Google has faced investigations in the past
Here, it's worth noting that Google's search results algorithm has always been shrouded in secrecy, and Google has, in fact, faced investigations in the past for allegedly promoting its own products and services in search results.
Additionally, Google itself hasn't always been ethically upright, considering that it is reportedly mulling releasing a censored search engine in China that will incorporate stringent Chinese censorship rules.
High-profile faux pas have also fueled suspicions among conservatives
Suspicions of censorship among conservatives have also been fuelled by high-profile faux pas by tech companies in the past.
In 2016, the Presidential Election year, anonymous Facebook employees had alleged that Facebook was censoring conservative views in favour of liberal or left-leaning views for its "trending" news section.
Trump has also, of late, levelled accusations against Twitter for "shadow banning" Tweets from conservatives.

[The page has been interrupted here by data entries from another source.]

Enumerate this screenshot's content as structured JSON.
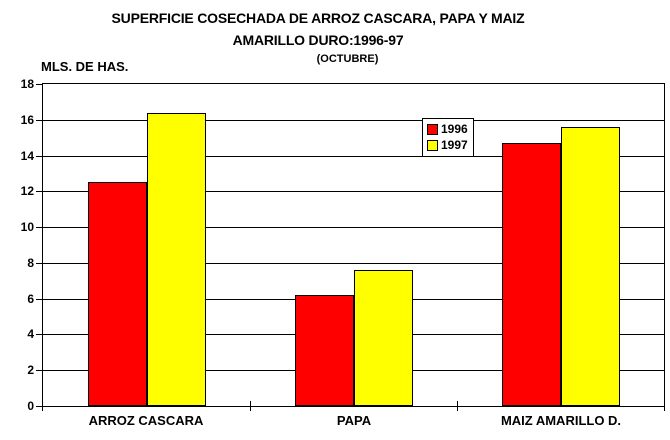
{
  "title": {
    "line1": "SUPERFICIE COSECHADA DE ARROZ CASCARA, PAPA Y MAIZ",
    "line2": "AMARILLO DURO:1996-97",
    "line3": "(OCTUBRE)"
  },
  "axes": {
    "y_unit_label": "MLS. DE HAS."
  },
  "colors": {
    "series_1996": "#FF0000",
    "series_1997": "#FFFF00",
    "line": "#000000",
    "background": "#FFFFFF"
  },
  "chart_data": {
    "type": "bar",
    "title": "SUPERFICIE COSECHADA DE ARROZ CASCARA, PAPA Y MAIZ AMARILLO DURO:1996-97 (OCTUBRE)",
    "ylabel": "MLS. DE HAS.",
    "xlabel": "",
    "categories": [
      "ARROZ CASCARA",
      "PAPA",
      "MAIZ AMARILLO D."
    ],
    "series": [
      {
        "name": "1996",
        "color": "#FF0000",
        "values": [
          12.5,
          6.2,
          14.7
        ]
      },
      {
        "name": "1997",
        "color": "#FFFF00",
        "values": [
          16.4,
          7.6,
          15.6
        ]
      }
    ],
    "ylim": [
      0,
      18
    ],
    "ytick_step": 2,
    "grid": true,
    "legend_position": "inside-top-right"
  }
}
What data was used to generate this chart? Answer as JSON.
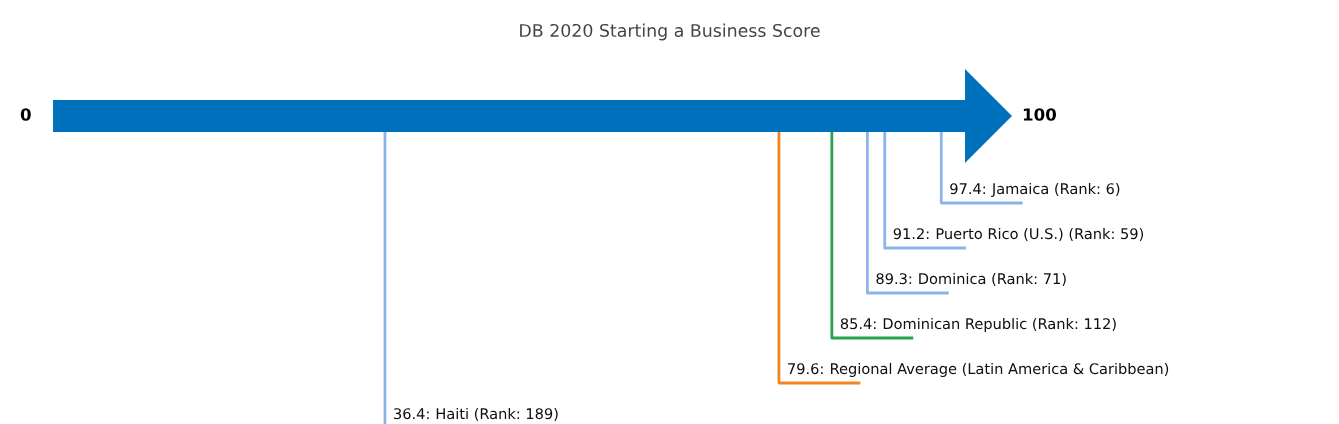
{
  "chart_data": {
    "type": "other",
    "title": "DB 2020 Starting a Business Score",
    "categories": [
      "Jamaica (Rank: 6)",
      "Puerto Rico (U.S.) (Rank: 59)",
      "Dominica (Rank: 71)",
      "Dominican Republic (Rank: 112)",
      "Regional Average (Latin America & Caribbean)",
      "Haiti (Rank: 189)"
    ],
    "values": [
      97.4,
      91.2,
      89.3,
      85.4,
      79.6,
      36.4
    ],
    "value_labels": [
      "97.4:",
      "91.2:",
      "89.3:",
      "85.4:",
      "79.6:",
      "36.4:"
    ],
    "colors": [
      "#8db4e8",
      "#8db4e8",
      "#8db4e8",
      "#2ca04c",
      "#f28522",
      "#8db4e8"
    ],
    "annotations": [
      "0",
      "100"
    ]
  }
}
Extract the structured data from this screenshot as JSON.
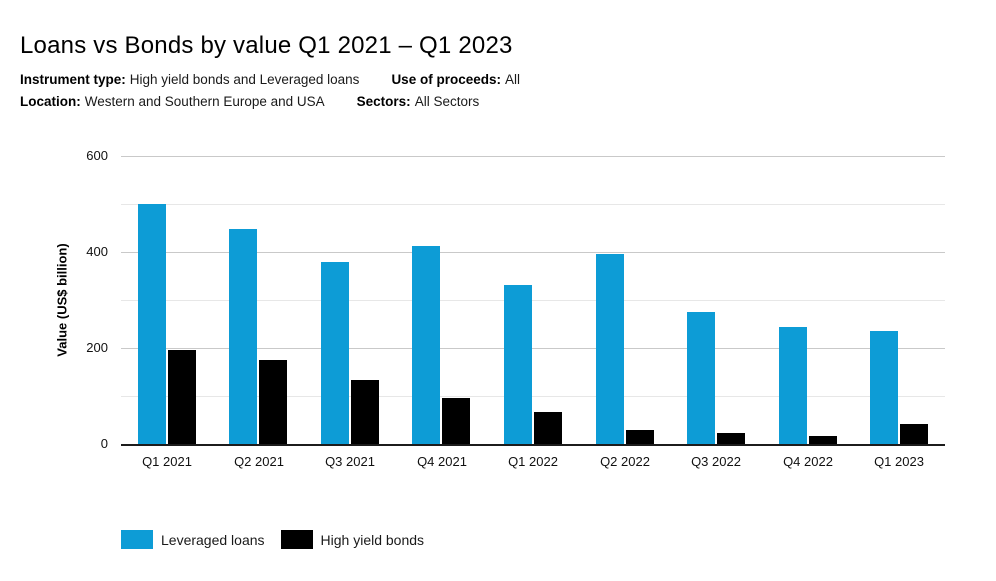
{
  "header": {
    "title": "Loans vs Bonds by value Q1 2021 – Q1 2023",
    "subtitle": {
      "line1": [
        {
          "label": "Instrument type:",
          "value": "High yield bonds and Leveraged loans"
        },
        {
          "label": "Use of proceeds:",
          "value": "All"
        }
      ],
      "line2": [
        {
          "label": "Location:",
          "value": "Western and Southern Europe and USA"
        },
        {
          "label": "Sectors:",
          "value": "All Sectors"
        }
      ]
    }
  },
  "chart_data": {
    "type": "bar",
    "title": "Loans vs Bonds by value Q1 2021 – Q1 2023",
    "categories": [
      "Q1 2021",
      "Q2 2021",
      "Q3 2021",
      "Q4 2021",
      "Q1 2022",
      "Q2 2022",
      "Q3 2022",
      "Q4 2022",
      "Q1 2023"
    ],
    "series": [
      {
        "name": "Leveraged loans",
        "color": "#0d9cd6",
        "values": [
          500,
          447,
          380,
          413,
          332,
          396,
          276,
          243,
          235
        ]
      },
      {
        "name": "High yield bonds",
        "color": "#000000",
        "values": [
          195,
          175,
          133,
          95,
          66,
          29,
          22,
          17,
          41
        ]
      }
    ],
    "xlabel": "",
    "ylabel": "Value (US$ billion)",
    "ylim": [
      0,
      600
    ],
    "yticks": [
      0,
      200,
      400,
      600
    ],
    "minor_gridlines": [
      100,
      300,
      500
    ],
    "grid": true,
    "legend_position": "bottom-left"
  },
  "colors": {
    "major_gridline": "#c9c9c9",
    "minor_gridline": "#e7e7e7",
    "axis_baseline": "#1c1c1c",
    "background": "#ffffff"
  }
}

Are the attacks on tech companies politically motivated?
Yet, all's not black and white, and questions about political motives need to raised too.
Trump's attack on social media and tech companies have intensified over the past few months, with the 2018 mid-term elections drawing near.
Reportedly, the Trump campaign has cited these attacks on supposedly biased tech companies in a bid to garner donations from conservative voters who already suspect foul play.
Can Google search results be regulated? It's debatable
So, can the Trump administration regulate Google's search results? Well, it's debatable.
According to both Democrat and Republican lawmakers, regulating Google's search results would violate the US Constitution's First Amendment that protects free speech.
Notably, federal courts had earlier ruled online search results to be protected speech as they resembled editorial content produced by more traditional sources of information.
Tech companies are increasingly navigating tricky territory
Regardless of the threat of regulation, what Trump's allegations point towards is the tricky political terrain that Google, and other US tech companies currently have to navigate.
While there's a demand on tech companies to moderate content to remove hate speech, prevent online harassment, and promote civil and political discourse, these decisions aren't always straightforward, and removal of content can often lead to controversy.